Il existe un dernier élément qui renforce la dimension extra-constitutionnelle de la crise que traverse le Burundi. Les accusations répétées, parfois jusqu’à la caricature, de massacres commis ou à venir par des Imbonerakure – le mouvement de jeunes du Cndd-Fdd – renforcent au sein des Hutu, qu’ils soutiennent Nkurunziza ou pas, qu’il y a une entreprise de vouloir coller coûte que coûte au contexte politique burundais actuel une actualité rwandaise vieille de 21 ans. Pour, en fait, légitimer l’intervention militaire du Rwanda au Burundi, au nom de la « responsabilité de protéger », un principe néo-libéral appliqué par l’Occident (États-Unis et Europe) notamment en Libye et contre l’avis de la Russie et de la Chine (encore une fois).
Les appétits de la Chine pour l’Afrique vont en augmentant. Et l’Afrique de l’Est en est un point essentiel. ©Infographie Bloomberg Finance

Les appétits de la Chine pour l’Afrique vont en augmentant. Et l’Afrique de l’Est en est un point essentiel. ©Infographie Bloomberg Finance

Tout un environnement qui a fait évoluer la lecture de la Tanzanie et de l’Afrique du Sud de la crise burundaise : d’abord strictement légaliste, ces deux puissances politiques régionales ont adopté depuis le putsch raté des lectures plutôt géopolitiques de leur implication dans ce qui se passe au Burundi.

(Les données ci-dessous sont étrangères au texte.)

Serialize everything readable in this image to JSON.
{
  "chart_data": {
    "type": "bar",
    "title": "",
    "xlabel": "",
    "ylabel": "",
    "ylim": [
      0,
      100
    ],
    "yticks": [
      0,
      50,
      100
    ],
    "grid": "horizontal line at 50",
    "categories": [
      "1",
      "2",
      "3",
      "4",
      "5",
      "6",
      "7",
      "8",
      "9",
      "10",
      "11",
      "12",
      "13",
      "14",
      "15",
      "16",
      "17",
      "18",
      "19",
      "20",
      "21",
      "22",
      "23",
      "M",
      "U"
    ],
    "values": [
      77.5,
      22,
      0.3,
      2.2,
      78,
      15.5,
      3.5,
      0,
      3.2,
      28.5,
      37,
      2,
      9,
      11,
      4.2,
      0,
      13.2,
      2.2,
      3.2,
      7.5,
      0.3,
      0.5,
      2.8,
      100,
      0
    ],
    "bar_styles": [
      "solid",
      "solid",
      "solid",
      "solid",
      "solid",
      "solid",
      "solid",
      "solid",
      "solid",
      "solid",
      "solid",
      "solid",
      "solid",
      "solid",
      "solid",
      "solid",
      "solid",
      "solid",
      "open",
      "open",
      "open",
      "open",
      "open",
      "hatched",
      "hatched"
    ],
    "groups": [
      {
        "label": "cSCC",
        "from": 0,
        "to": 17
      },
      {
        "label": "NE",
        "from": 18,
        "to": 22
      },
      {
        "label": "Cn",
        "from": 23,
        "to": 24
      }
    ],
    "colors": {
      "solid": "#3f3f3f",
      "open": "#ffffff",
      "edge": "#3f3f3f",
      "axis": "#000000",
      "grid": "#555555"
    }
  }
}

Or, tout « mauvais leader » qu’il est pour les capitales occidentales, Nkurunziza entretient des liens de confiance étroits avec la Chine et la Russie, fondés notamment sur la ligne de « préservation de la souveraineté nationale et de l’intégrité territoriale » qui s’entend de la Crimée à Taiwan en passant aux Iles Senkaku. En outre, il y a la construction d’un chemin de fer reliant à terme Dar-es-Salaam (Tanzanie) à Gitega (Burundi) et l’Est de la RDC, qui place le potentiel économique du sous-sol burundais (dont ses importants gisements de nickel) et le Burundi en position géostratégique de porte sur la RDC et transit vers l’Océan Indien via notamment le port de Bagamoyo. Le tout sous les aspirations sécuritaires et expansionnistes de la Chine dont la portée embrase toute la côte indienne du continent africain (de la Mozambique à la Tanzanie, au Kenya, au Soudan, Djibouti et même l’Éthiopie).

Au final, l’échec du putsch du 13 mai dernier a définitivement replacé la crise burundaise au centre des luttes géopolitiques d’influence sur la région entre l’Occident et l’axe Russie-Chine. En effet, lorsque la Russie n’hésite pas à brandir son droit de veto au Conseil de Sécurité de l’ONU sur une résolution concernant le Burundi, on a le droit de comprendre que c’est plus qu’un problème d’interprétation d’un texte juridique qui est en jeu.

Toujours dans un esprit d’analyse, que seules la Russie et la Chine prennent le soin d’être présentes lors de la proclamation des résultats des élections communales et législatives du 29 juin dernier décriées par les États-Unis et l’Union Européenne, mais avalisées par les missions diplomatiques du Kenya, de l’Ouganda, de la Tanzanie et de l’Afrique du Sud; est assez révélateur.